The Central Bank of Nigeria (CBN) has announced plans to redesign, produce and circulate new local legal tender. The Naira has not been redesigned in the last 20 years. The management of the CBN sought and obtained the approval of President Muhammadu Buhari to redesign, produce, and circulate new series of N100, N200, N500, and N1,000 banknotes. This is effective December 15, 2022, while the old notes and the new notes would circulate together until January 31, 2023, when the old notes would cease to be legal tender in Nigeria.
Replacing old currency notes with new ones is a routine exercise which central banks make no noise about. Old notes are gradually replaced with new ones once they get back to the banking system.Proposing a sudden withdrawal of notes for replacement with redesigned notes is of no economic benefit to the country but it will come at huge costs.
It is sheer waste of the nation’s time and resources to be re-designing the N100 (equivalent to US$20 cents) to N1000 (equivalent to US$2) as these are ripe for replacement with Naira coins of the same denominations to make room for the immediate introduction of N2000 (equivalent to US$4) to N10,000 (equivalent to US$40) denominations of Naira notes that will be more in line with the value of denominations of currency notes circulating in other climes.
Fixing the onset for the replacement two/three weeks ahead of Christmas/New Year festivities, and two months ahead of general election, is as disruptive as it is insensitive. Nigerians are already enduring a lot of disruptions that range from local forex supply, exchange and interest rate shocks that are aggravating global food and energy shocks, and they deserve to be spared needless shock from the wild goose chase being proposed by CBN so close to the yuletide and the polls.
The CBN should refrain from peddling the misleading claim that the fact that ‘over 80 percent of currency in circulation is outside the vaults of commercial banks (that is N2.73 trillion out of N3.23 trillion exists outside the commercial banks)’is evidence of ‘persistent hoarding of banknotes by members of the public’ because the only reason that currencies are printed is for them to be put in circulation, not to be kept in banks.
That is why it is called currency in circulation, which is usually broken down in to two components: currency outside banks and vault cash- the cash that banks keep aside to honour request for cash by their customers. Only a negligible faction of currency in circulation usually stay in banks vault because it only stays in bank vaults in transit. The ultimate destination of every currency that is printed is outside banks so that it may circulate from hand to hand for years.
The CBN should also refrain from peddling the misleading suggestion that the fact that ‘currency in circulation has more than doubled since 2015; rising from N1.46 trillion in December 2015 to N3.23 trillion in September 2022’ is a problem because the GDP has also more than doubled from N95 trillion to N210 trillion over the reference period, and currency in circulation has rightly remained roughly the same fraction of GDP, at 1.34 percent, over the period.

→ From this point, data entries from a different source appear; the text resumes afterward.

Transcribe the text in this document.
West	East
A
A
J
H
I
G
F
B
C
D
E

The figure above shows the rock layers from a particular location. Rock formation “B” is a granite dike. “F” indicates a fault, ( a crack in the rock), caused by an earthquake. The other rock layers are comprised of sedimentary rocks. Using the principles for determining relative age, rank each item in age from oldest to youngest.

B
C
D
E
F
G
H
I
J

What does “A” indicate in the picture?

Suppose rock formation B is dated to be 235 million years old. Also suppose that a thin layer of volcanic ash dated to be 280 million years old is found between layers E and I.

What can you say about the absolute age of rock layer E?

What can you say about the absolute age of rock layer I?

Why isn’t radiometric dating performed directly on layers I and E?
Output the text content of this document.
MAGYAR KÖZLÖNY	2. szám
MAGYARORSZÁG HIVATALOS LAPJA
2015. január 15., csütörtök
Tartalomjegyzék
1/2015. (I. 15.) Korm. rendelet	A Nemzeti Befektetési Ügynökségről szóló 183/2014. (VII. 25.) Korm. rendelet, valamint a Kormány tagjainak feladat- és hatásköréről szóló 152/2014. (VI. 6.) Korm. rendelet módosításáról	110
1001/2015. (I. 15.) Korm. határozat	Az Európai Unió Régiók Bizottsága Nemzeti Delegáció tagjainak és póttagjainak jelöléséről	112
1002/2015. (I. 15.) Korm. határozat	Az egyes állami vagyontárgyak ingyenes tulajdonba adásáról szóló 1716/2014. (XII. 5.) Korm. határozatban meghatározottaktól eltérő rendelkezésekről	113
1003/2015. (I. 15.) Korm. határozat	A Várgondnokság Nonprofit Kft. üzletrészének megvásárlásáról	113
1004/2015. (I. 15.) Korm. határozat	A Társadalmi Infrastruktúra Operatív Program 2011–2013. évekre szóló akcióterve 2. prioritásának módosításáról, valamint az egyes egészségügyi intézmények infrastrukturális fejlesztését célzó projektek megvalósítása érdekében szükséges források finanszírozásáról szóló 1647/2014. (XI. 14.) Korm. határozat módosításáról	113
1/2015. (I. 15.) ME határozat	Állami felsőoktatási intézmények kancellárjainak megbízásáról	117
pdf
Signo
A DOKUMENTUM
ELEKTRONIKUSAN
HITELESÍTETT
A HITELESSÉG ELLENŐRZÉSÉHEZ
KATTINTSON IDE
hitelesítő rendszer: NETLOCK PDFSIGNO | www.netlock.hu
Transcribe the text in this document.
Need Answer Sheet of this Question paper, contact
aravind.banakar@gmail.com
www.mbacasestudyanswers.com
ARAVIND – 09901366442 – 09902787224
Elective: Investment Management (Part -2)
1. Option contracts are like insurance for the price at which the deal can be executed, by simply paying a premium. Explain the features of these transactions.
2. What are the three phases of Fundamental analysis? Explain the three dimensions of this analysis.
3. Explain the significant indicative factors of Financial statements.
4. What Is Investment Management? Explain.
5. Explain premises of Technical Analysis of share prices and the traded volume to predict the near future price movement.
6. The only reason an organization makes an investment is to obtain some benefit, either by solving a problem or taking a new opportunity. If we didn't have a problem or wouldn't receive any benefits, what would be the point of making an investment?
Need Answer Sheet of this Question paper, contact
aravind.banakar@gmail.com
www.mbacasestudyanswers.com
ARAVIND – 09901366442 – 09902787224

While the value of currency in circulation has been a stable fraction of GDP, information published in the annual report of the Currency Operations Department of CBN reveal that the number of pieces of notes in circulation have exploded from 3.2 billion pieces in 2006, following the phased introduction of N100 to N1000 notes from December 1999 to December 2005, to more than 10 billion pieces of all notes as of 2020, and more than five billion pieces of these were N100 to N1000 notes.
LThe CBN is thus proposing to redesign and replacefive billion pieces of the highest four denomination notes, when the right thing to do is to coin them and replace them with no more than a billion pieces of larger denomination Naira notes to cut the monumental waste implicit in continuing to print 10 billion pieces of low value notes, while any denomination within the 1 Naira to 1000 Naira range should be a coin.